Periset Pusat Studi Komunikasi Lingkungan Fikom Universitas Padjadjaran, Herlina Agustin, mengatakan bahwa penyiksaan hewan dalam kasus primata sering terjadi dari tahun 2013. Sejak Juli 2020 hingga Agustus 2021 saja, ada 5.480 konten yang menayangkan kekerasan terhadap hewan. Mirisnya, dari jumlah tersebut, sebanyak 1.626 konten penyiksaan berasal dari wilayah Indonesia. Sebanyak 5.480 konten penyiksaan hewan telah ditonton sebanyak 5.347.809.262 kali. Data ini diperoleh dari penelitian Asia For Animals Social Media Animal Cruelty Coalition yang melihat persebaran konten hewan secara global di media sosial YouTube, Facebook, dan TikTok.

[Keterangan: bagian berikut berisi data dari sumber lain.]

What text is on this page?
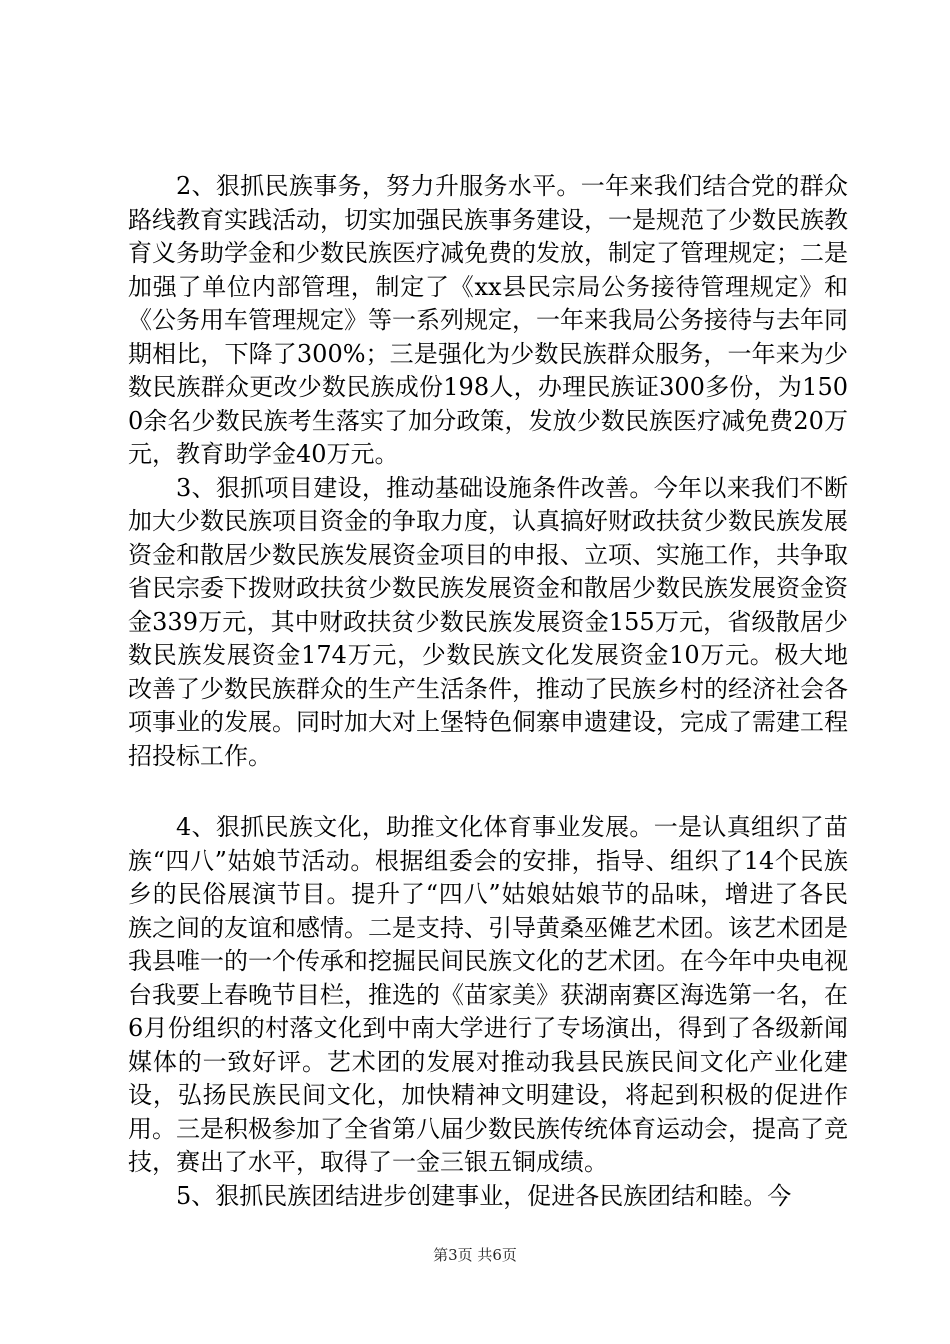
2、狠抓民族事务，努力升服务水平。一年来我们结合党的群众路线教育实践活动，切实加强民族事务建设，一是规范了少数民族教育义务助学金和少数民族医疗减免费的发放，制定了管理规定；二是加强了单位内部管理，制定了《xx县民宗局公务接待管理规定》和《公务用车管理规定》等一系列规定，一年来我局公务接待与去年同期相比，下降了300%；三是强化为少数民族群众服务，一年来为少数民族群众更改少数民族成份198人，办理民族证300多份，为1500余名少数民族考生落实了加分政策，发放少数民族医疗减免费20万元，教育助学金40万元。

3、狠抓项目建设，推动基础设施条件改善。今年以来我们不断加大少数民族项目资金的争取力度，认真搞好财政扶贫少数民族发展资金和散居少数民族发展资金项目的申报、立项、实施工作，共争取省民宗委下拨财政扶贫少数民族发展资金和散居少数民族发展资金资金339万元，其中财政扶贫少数民族发展资金155万元，省级散居少数民族发展资金174万元，少数民族文化发展资金10万元。极大地改善了少数民族群众的生产生活条件，推动了民族乡村的经济社会各项事业的发展。同时加大对上堡特色侗寨申遗建设，完成了需建工程招投标工作。

4、狠抓民族文化，助推文化体育事业发展。一是认真组织了苗族“四八”姑娘节活动。根据组委会的安排，指导、组织了14个民族乡的民俗展演节目。提升了“四八”姑娘姑娘节的品味，增进了各民族之间的友谊和感情。二是支持、引导黄桑巫傩艺术团。该艺术团是我县唯一的一个传承和挖掘民间民族文化的艺术团。在今年中央电视台我要上春晚节目栏，推选的《苗家美》获湖南赛区海选第一名，在6月份组织的村落文化到中南大学进行了专场演出，得到了各级新闻媒体的一致好评。艺术团的发展对推动我县民族民间文化产业化建设，弘扬民族民间文化，加快精神文明建设，将起到积极的促进作用。三是积极参加了全省第八届少数民族传统体育运动会，提高了竞技，赛出了水平，取得了一金三银五铜成绩。

5、狠抓民族团结进步创建事业，促进各民族团结和睦。今

第3页 共6页
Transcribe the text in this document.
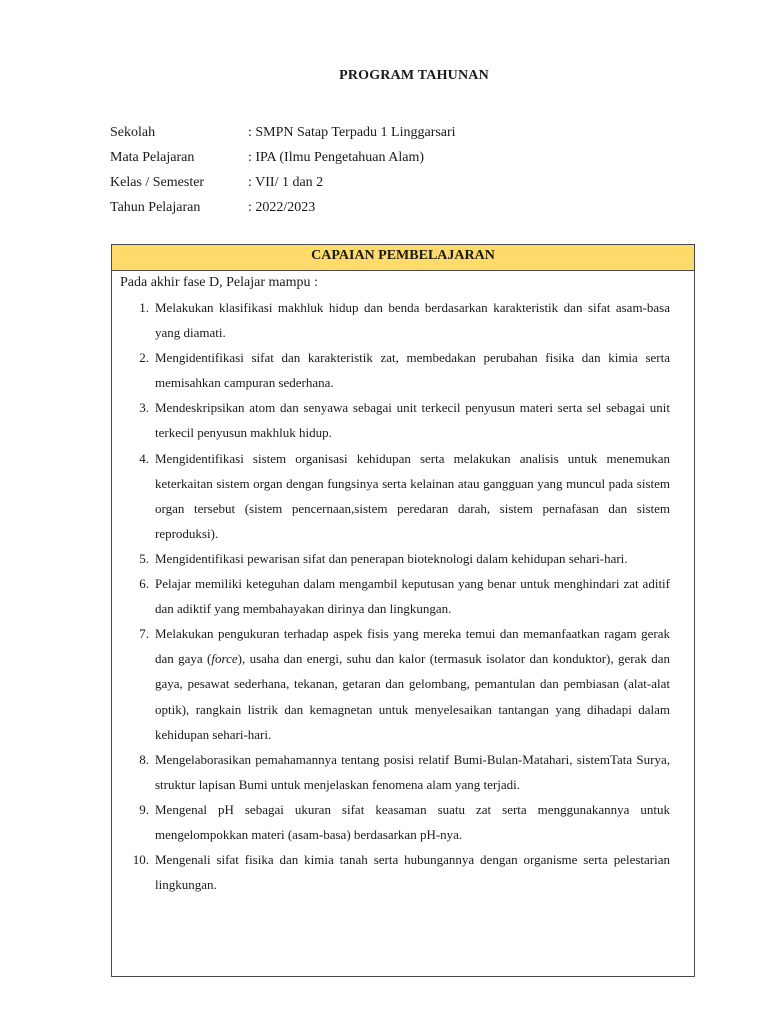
PROGRAM TAHUNAN
Sekolah	: SMPN Satap Terpadu 1 Linggarsari
Mata Pelajaran	: IPA (Ilmu Pengetahuan Alam)
Kelas / Semester	: VII/ 1 dan 2
Tahun Pelajaran	: 2022/2023
CAPAIAN PEMBELAJARAN
Pada akhir fase D, Pelajar mampu :
1. Melakukan klasifikasi makhluk hidup dan benda berdasarkan karakteristik dan sifat asam-basa yang diamati.
2. Mengidentifikasi sifat dan karakteristik zat, membedakan perubahan fisika dan kimia serta memisahkan campuran sederhana.
3. Mendeskripsikan atom dan senyawa sebagai unit terkecil penyusun materi serta sel sebagai unit terkecil penyusun makhluk hidup.
4. Mengidentifikasi sistem organisasi kehidupan serta melakukan analisis untuk menemukan keterkaitan sistem organ dengan fungsinya serta kelainan atau gangguan yang muncul pada sistem organ tersebut (sistem pencernaan,sistem peredaran darah, sistem pernafasan dan sistem reproduksi).
5. Mengidentifikasi pewarisan sifat dan penerapan bioteknologi dalam kehidupan sehari-hari.
6. Pelajar memiliki keteguhan dalam mengambil keputusan yang benar untuk menghindari zat aditif dan adiktif yang membahayakan dirinya dan lingkungan.
7. Melakukan pengukuran terhadap aspek fisis yang mereka temui dan memanfaatkan ragam gerak dan gaya (force), usaha dan energi, suhu dan kalor (termasuk isolator dan konduktor), gerak dan gaya, pesawat sederhana, tekanan, getaran dan gelombang, pemantulan dan pembiasan (alat-alat optik), rangkain listrik dan kemagnetan untuk menyelesaikan tantangan yang dihadapi dalam kehidupan sehari-hari.
8. Mengelaborasikan pemahamannya tentang posisi relatif Bumi-Bulan-Matahari, sistemTata Surya, struktur lapisan Bumi untuk menjelaskan fenomena alam yang terjadi.
9. Mengenal pH sebagai ukuran sifat keasaman suatu zat serta menggunakannya untuk mengelompokkan materi (asam-basa) berdasarkan pH-nya.
10. Mengenali sifat fisika dan kimia tanah serta hubungannya dengan organisme serta pelestarian lingkungan.
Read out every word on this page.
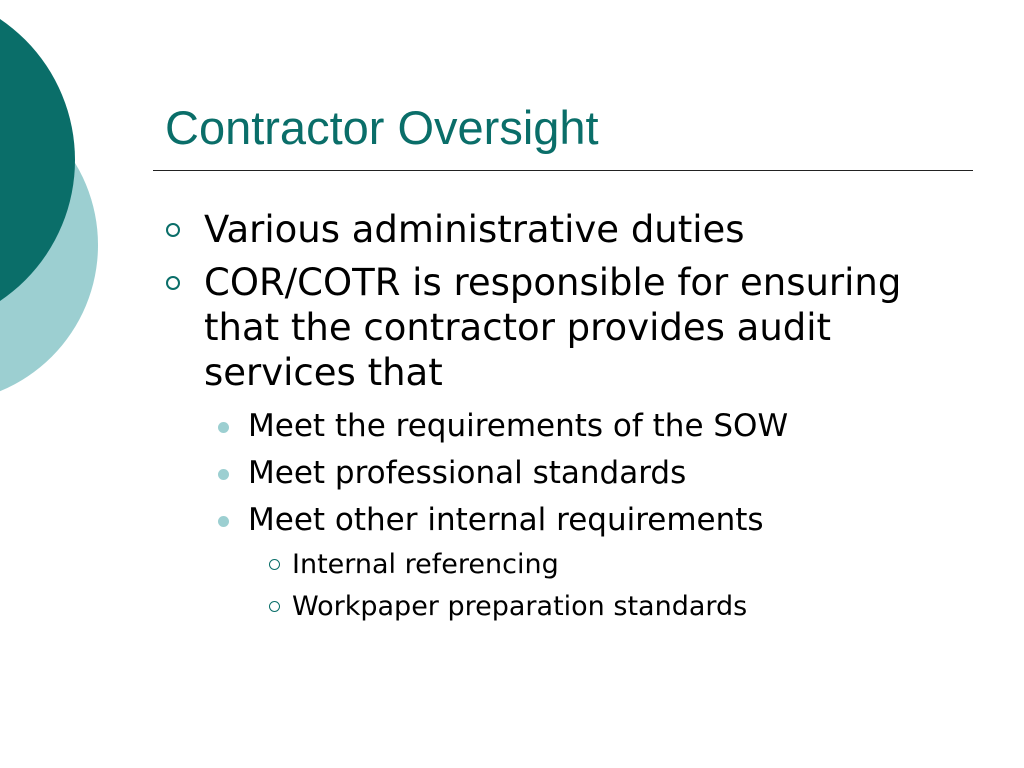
Contractor Oversight
Various administrative duties
COR/COTR is responsible for ensuring that the contractor provides audit services that
Meet the requirements of the SOW
Meet professional standards
Meet other internal requirements
Internal referencing
Workpaper preparation standards
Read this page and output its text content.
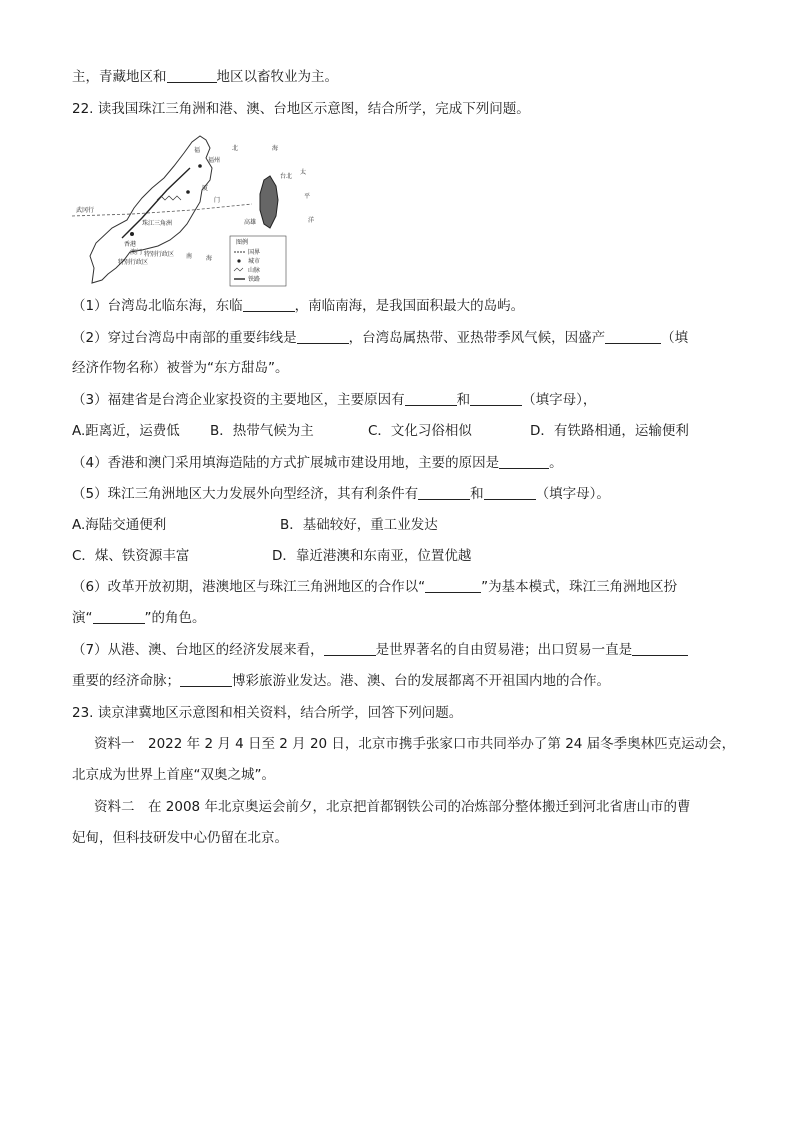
主，青藏地区和	地区以畜牧业为主。
22. 读我国珠江三角洲和港、澳、台地区示意图，结合所学，完成下列问题。
武冈行
珠江三角洲
香港
澳门 特别行政区
特别行政区
福
福州
厦
门
北	海
台北
太
平
洋
高雄
南 海
图例
国界
城市
山脉
铁路
（1）台湾岛北临东海，东临	，南临南海，是我国面积最大的岛屿。
（2）穿过台湾岛中南部的重要纬线是	，台湾岛属热带、亚热带季风气候，因盛产	（填
经济作物名称）被誉为“东方甜岛”。
（3）福建省是台湾企业家投资的主要地区，主要原因有	和	（填字母），
A.距离近，运费低 B．热带气候为主	C．文化习俗相似	D．有铁路相通，运输便利
（4）香港和澳门采用填海造陆的方式扩展城市建设用地，主要的原因是	。
（5）珠江三角洲地区大力发展外向型经济，其有利条件有	和	（填字母）。
A.海陆交通便利	B．基础较好，重工业发达
C．煤、铁资源丰富	D．靠近港澳和东南亚，位置优越
（6）改革开放初期，港澳地区与珠江三角洲地区的合作以“	”为基本模式，珠江三角洲地区扮
演“	”的角色。
（7）从港、澳、台地区的经济发展来看，	是世界著名的自由贸易港；出口贸易一直是
重要的经济命脉；	博彩旅游业发达。港、澳、台的发展都离不开祖国内地的合作。
23. 读京津冀地区示意图和相关资料，结合所学，回答下列问题。
资料一　2022 年 2 月 4 日至 2 月 20 日，北京市携手张家口市共同举办了第 24 届冬季奥林匹克运动会，
北京成为世界上首座“双奥之城”。
资料二　在 2008 年北京奥运会前夕，北京把首都钢铁公司的冶炼部分整体搬迁到河北省唐山市的曹
妃甸，但科技研发中心仍留在北京。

Melihat banyaknya penonton konten penyiksaan hewan, boleh dibilang masyarakat terlihat kurang peduli terhadap isu kesejahteraan hewan. Masyarakat Indonesia, selaku penyumbang konten penyiksaan hewan terbanyak sedunia, punya banyak PR terkait pemenuhan kesejahteraan hewan yang mesti segera diselesaikan.

Akan tetapi, cita-cita memenuhi kesejahteraan hewan semakin berat terwujud karena influencer Indonesia mewajarkan produksi konten eksploitasi hewan. Sebut saja konten yang menampilkan monyet sebagai bahan hiburan atau hewan liar seperti harimau yang dijadikan teman bermain.

Baca juga:

Perbuatan menjadikan satwa liar untuk dipelihara atau diperjualbelikan telah diatur dalam Undang-Undang Nomor 5 Tahun 1990 tentang Konservasi Sumber Daya Alam Hayati dan Ekosistemnya. Dalam UU ini, tidak semua hewan liar terlarang untuk dipelihara dan diperjualbelikan, hanya hewan yang masuk kategori dilindungi yang tidak boleh dipelihara. Selain itu, Balai Konservasi Sumber Daya Alam (BKSDA) juga memberikan aturan tambahan, yakni hewan liar dapat dipelihara asalkan bukan didapat dari alam, tapi dari penangkaran dengan kategori F2.

Namun, perlu untuk diketahui bahwa dalam konsep animal welfare, kesejahteraan hewan liar tidak akan dapat terpenuhi jika ia dipelihara oleh manusia. Sebab, hewan liar yang dipelihara akan kehilangan kebebasan untuk mengekspresikan perilaku normalnya seperti insting berburu.

Jika merujuk pada UU tersebut serta ketentuan tambahan dari BKSDA, memelihara hewan liar dan mengunggah konten yang memperlihatkan hewan liar dipelihara tidak dapat disalahkan. Celah peraturan ini membuka peluang terjadinya eksploitasi terhadap hewan, setidaknya dalam aspek tidak terpenuhinya kebebasan hidup.

Hewan yang menjadi korban kekerasan demi konten dapat mengalami rasa sakit fisik, ketakutan, dan trauma jangka panjang. Selain itu, menurut pakar animal welfare dari Sekolah Ilmu Kesehatan dan Ilmu Alam (SIKIA) Universitas Airlangga, Prima Ayu Wibawati, terkhusus dalam kasus penyiksaan berbentuk kekerasan seksual, hewan akan mengalami sakit fisik sehingga organ reproduksinya bermasalah. Kemauan seksual hewan akan berkurang, bahkan hilang akibat terhambatnya hormon rangsangan dan juga membuat perilaku hewan tersebut tidak terkontrol.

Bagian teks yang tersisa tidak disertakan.